In famiglia la “funzione di governo” spetta ai genitori, perché fra genitori e figli non c’è parità di competenze, di esperienza, di funzioni, di responsabilità. Per non essere autoritari, quei genitori si sottomettono all’autoritarismo del meno esperto e meno lungimirante, con danno per tutti.

Qualche esempio. “Mio marito non vuol più che nostro figlio (tre anni) continui a stare nel lettone con noi. Ma come faccio, se poi piange?”.
Un governo democratico della famiglia deve tener presenti le esigenze di tutti, anche quelle dei coniugi che vogliono ripristinare l’esclusività e l’intimità anche sessuale della coppia. Bisogna inventare dei compromessi in prospettiva accettabili per tutti. Per esempio, allenando progressivamente  il bambino a dormire nel proprio letto, alla presenza di un genitore.
“Ha già tre carie ai dentini, ma non vuole mai lavarseli dopo mangiato e protesta se glieli laviamo noi”.
È evidente la miopia dei genitori: non gli insegnano le norme igieniche, né pretendono che il bambino faccia quello che è in grado di fare. Si può metterla un po’ sul gioco e un po’ sul dovere. Ma, soprattutto, vale l’esempio.
“Voleva a tutti i costi la Casa della Barbie. Anche se costa un occhio, gliel’abbiamo comprata, ma poi ci ha giocato solo cinque minuti. Mi fa venir da piangere per la rabbia”.
Per non farla soffrire, i genitori hanno perduto l’occasione educativa preziosa di insegnare alla bambina a covare nella mente il desiderio, a fare un progetto da realizzare nel tempo, per poter poi conservare il valore della realizzazione, per esempio dicendo: “Costa tanto la Casa della Barbie: non ce la facciamo a comprarla subito. Facciamo così: ogni settimana tu metti via un po’ di soldi e così facciamo noi. Ci vorrà molto tempo, ma vedrai che poi, alla fine, tutti saremo contenti di avercela fatta”.
“Non voglio andare all’asilo (o dai nonni, o a nuoto, o dal dottore)”.
È importante che il bambino impari che ci sono cose che è necessario o utile fare anche se non piacciono. Purtroppo, bisogna rassegnarsi a sopportarle e imparare a consolarsi quel tanto da riuscirci. Questo, assieme al coraggio di osare, è uno degli apprendimenti più preziosi per la vita futura. Un’altra volta ne parleremo più a lungo.
Ci sono bambini caricati di eccessive responsabilità. I genitori fanno loro scegliere ogni cosa, dalle più complesse alle più banali: “Vuoi che compriamo la Cinquecento o la Panda?”; “Faccio gli spaghetti o i maccheroni?”, con l’angoscioso dilemma: “E adesso che dico? La Cinquecento e gli spaghetti come vuole mamma, o la Panda e i maccheroni come vuole papà?”. Bambini insicuri, disorientati e angosciati perché non contenuti o troppo responsabilizzati.

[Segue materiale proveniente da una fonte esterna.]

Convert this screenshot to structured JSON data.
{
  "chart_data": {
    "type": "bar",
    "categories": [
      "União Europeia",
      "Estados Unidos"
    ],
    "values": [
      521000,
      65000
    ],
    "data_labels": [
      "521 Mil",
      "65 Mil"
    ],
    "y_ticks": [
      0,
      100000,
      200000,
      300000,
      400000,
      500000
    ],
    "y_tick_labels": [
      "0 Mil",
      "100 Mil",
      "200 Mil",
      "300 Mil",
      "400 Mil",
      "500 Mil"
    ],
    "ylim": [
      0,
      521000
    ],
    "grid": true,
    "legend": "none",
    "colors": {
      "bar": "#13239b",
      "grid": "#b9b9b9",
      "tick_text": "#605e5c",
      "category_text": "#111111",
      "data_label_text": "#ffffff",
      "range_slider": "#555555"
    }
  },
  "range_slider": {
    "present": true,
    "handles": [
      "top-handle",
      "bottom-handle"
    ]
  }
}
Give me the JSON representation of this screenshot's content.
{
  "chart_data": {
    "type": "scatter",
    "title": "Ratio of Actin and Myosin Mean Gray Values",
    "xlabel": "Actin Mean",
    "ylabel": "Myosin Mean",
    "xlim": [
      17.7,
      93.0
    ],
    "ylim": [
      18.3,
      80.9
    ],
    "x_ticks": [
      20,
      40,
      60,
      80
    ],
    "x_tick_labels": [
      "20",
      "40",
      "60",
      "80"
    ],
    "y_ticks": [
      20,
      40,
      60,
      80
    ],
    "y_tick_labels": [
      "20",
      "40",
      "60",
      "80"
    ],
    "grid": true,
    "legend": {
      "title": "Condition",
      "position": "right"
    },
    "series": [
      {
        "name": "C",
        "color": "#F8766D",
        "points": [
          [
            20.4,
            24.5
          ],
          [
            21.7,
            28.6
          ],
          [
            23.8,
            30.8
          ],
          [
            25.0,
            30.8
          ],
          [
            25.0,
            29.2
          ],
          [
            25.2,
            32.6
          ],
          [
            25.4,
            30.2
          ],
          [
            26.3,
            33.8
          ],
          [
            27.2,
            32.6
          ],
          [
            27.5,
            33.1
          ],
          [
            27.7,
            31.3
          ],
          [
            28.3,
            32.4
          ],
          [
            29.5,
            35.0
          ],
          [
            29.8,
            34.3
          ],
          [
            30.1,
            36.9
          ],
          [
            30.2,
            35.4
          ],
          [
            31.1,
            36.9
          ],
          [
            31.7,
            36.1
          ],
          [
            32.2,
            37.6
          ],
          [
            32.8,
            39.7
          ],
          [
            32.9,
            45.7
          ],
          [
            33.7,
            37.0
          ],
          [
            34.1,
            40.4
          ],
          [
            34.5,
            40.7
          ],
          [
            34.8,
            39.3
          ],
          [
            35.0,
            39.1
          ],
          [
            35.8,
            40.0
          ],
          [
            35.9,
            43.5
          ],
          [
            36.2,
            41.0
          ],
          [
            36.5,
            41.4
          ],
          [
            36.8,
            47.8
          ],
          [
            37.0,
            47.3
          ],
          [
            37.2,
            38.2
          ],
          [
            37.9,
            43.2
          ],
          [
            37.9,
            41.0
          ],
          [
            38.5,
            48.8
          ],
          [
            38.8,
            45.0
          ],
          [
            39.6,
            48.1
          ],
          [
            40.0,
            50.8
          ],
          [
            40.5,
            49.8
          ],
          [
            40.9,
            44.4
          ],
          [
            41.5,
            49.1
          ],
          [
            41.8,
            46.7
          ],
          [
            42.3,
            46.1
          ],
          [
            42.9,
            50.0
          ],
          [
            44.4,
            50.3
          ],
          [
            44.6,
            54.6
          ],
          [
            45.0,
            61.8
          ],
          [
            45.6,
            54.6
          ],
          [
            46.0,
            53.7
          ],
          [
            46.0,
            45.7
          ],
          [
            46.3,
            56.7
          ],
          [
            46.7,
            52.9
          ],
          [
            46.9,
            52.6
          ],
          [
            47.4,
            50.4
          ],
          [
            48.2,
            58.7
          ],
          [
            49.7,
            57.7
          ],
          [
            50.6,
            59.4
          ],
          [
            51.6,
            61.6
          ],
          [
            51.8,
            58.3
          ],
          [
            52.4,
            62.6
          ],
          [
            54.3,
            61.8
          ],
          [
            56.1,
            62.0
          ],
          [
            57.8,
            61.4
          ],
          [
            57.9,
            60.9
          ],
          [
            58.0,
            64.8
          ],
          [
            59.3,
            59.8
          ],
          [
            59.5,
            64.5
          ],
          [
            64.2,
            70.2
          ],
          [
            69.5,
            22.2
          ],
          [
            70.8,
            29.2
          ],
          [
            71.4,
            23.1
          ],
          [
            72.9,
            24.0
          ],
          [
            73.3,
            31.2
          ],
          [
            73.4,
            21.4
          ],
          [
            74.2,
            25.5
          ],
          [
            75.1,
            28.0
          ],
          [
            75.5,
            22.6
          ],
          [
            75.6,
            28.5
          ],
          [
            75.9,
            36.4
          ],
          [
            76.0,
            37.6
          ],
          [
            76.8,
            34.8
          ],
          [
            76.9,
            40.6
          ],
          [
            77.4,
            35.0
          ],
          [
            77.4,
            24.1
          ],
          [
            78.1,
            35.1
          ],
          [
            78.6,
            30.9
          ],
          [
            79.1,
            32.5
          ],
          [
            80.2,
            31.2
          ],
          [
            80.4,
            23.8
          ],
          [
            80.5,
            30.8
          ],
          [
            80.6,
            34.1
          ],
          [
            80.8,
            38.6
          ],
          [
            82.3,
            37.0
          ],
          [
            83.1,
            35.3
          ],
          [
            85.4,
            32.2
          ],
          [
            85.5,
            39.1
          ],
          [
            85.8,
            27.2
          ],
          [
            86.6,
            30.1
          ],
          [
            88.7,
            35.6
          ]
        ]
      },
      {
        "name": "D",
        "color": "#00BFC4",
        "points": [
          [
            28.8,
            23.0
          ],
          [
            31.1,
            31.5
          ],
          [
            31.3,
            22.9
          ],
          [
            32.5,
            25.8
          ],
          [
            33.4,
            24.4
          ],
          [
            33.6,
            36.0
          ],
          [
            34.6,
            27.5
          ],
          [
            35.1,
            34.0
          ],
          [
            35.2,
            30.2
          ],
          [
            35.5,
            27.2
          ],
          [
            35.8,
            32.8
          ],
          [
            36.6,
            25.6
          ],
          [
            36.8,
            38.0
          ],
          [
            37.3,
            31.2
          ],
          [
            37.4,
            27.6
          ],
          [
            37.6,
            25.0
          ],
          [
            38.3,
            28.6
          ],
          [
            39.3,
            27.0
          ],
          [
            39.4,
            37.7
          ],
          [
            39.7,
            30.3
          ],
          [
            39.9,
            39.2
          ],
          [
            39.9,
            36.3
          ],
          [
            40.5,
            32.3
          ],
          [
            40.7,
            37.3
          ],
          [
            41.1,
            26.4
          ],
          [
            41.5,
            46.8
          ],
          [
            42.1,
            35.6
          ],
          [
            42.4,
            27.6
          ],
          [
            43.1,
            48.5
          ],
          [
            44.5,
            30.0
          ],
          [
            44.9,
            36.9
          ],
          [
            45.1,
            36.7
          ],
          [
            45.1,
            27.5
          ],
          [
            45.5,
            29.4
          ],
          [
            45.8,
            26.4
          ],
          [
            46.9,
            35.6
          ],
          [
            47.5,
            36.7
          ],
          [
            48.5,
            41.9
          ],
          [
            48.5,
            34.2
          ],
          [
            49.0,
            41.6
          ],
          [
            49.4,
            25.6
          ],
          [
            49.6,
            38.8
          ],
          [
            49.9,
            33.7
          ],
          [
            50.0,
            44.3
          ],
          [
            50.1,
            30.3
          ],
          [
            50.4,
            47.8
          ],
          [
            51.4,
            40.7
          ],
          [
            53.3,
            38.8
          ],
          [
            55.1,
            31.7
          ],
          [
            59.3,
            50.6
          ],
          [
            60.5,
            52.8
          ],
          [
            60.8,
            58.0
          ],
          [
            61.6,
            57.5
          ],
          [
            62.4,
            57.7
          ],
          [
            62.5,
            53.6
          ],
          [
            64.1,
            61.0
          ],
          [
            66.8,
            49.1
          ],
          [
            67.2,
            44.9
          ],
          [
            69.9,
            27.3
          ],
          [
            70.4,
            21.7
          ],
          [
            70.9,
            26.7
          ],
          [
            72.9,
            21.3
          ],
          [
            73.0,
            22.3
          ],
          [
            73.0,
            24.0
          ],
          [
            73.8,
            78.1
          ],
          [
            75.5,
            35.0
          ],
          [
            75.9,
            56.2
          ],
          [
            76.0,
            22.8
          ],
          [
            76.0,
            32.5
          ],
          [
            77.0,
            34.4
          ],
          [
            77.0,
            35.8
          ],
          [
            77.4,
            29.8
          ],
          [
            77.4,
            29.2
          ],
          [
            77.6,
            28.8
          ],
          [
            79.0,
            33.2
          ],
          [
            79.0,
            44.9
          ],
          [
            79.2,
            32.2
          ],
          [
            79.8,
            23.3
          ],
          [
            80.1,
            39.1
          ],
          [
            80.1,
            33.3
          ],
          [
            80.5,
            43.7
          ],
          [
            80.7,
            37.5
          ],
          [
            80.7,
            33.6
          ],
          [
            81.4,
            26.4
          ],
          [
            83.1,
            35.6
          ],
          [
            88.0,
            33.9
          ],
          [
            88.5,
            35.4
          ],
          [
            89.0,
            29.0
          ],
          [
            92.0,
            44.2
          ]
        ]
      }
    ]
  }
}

Come per ogni cosa, il bambino deve imparare a scegliere. È utile accompagnarlo nella valutazione delle situazioni da affrontare, rapportandole sì ai desideri, ma anche alle risorse, ai limiti, ai doveri, alle esigenze degli altri. Spesso dobbiamo scegliere noi per lui: negli ambiti nei quali non è competente; guidarlo nelle scelte in quelli in cui è solo parzialmente competente; pretendere da lui quello che deve fare perché è necessario, utile, opportuno o inevitabile e perché egli è in grado di farlo.



Rispettare i bambini significa trattarli da bambini e non da adulti in miniatura: con grande riguardo alla loro dignità, ma anche ai loro bisogni, fra cui c’è anche quello d’essere indirizzati e guidati. I bambini hanno diritto di poter rimanere all’interno dei propri limiti per quel che riguarda competenze, capacità e responsabilità.